04 August 2005

The weather catches up with us

Since we arrived, everyday has been warm to hot and bright & sunny—if a little smog filtered. We were aware that this was not normal, yet a little surprised how cool, dark, and gloomy it has been today; during language class this morning, we had to turn on the lights for the first time. Drippings from the doner I had for lunch soiled my shirt, so when I changed, I decided for a long-sleeve shirt just to keep from having to take a jacket. (It just a matter of principle; August is summertime!) Later in the evening we even had a hail storm for a couple of minutes.
Bulgarian National History Museum
The cultural event for today was a visit to the National History Museum. It is situated at the foot of Mt. Vitosha, a 20-30 minute bus ride from the center of Sofia. Our guide was a cute 18-year old docent with passable English. At first we joined a group already in progress; they were Israeli retirees, and would translate her explanations into Hebrew to other in their group. She ended the tour at 1901 because “they were tired” and then returned to the beginning—5th millennium BC to the Thracian period. The highlight of the museum is some recently uncovered, well-preserved golden jewelry and armor from the 4th century BC. (BBC story)
Corp 2005 with museum guide
Paris, Ryan, Elizabeth, Joel, Julia
We then moved on to some more contemporary stuff finishing with the wedding gown of a Bulgarian princess from a few years ago.
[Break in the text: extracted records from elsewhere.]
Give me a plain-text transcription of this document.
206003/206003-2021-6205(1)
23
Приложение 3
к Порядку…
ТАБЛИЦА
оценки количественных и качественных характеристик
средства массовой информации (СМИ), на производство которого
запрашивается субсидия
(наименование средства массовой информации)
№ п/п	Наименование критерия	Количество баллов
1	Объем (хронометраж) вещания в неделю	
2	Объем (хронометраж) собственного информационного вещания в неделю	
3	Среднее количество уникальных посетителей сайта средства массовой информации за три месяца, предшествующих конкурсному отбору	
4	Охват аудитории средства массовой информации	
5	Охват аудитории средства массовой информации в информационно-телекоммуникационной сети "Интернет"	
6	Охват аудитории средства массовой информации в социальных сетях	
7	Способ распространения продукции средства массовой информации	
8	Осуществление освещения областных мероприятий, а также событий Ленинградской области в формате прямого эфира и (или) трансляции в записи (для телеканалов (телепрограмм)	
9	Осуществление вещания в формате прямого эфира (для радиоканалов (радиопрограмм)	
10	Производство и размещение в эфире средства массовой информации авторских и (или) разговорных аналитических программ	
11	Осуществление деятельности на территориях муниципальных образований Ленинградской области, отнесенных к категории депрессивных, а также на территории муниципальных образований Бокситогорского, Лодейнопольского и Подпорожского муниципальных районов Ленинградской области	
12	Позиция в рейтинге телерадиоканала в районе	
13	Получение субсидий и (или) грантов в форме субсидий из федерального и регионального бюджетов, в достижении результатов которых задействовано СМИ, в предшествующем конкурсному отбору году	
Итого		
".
Our little group had a ball; Paris asked a couple of silly questions and our laughter echoed throughout the nearly empty museum. I thinks Elizabeth, our guide, enjoyed our company as much as we did hers. Since the museum was closing at 17:30, she joined us on the bus ride back to the city as Paris tried out all of his Bulgarian on her, so the merriment continued all the way back home.

Tomorrow we have to go back to the police station to submit our ‘lichna karta’ application…no actually we will apply for permission to submit an application—talk about Byzantine bureaucracy, and each step takes two weeks! We would have done this Wednesday, but all four of us had forgotten to take our passports with us; Doriana assumed we would know enough to bring them with us by the fact she had informed us that we are going to the police station—I felt like a dumb American.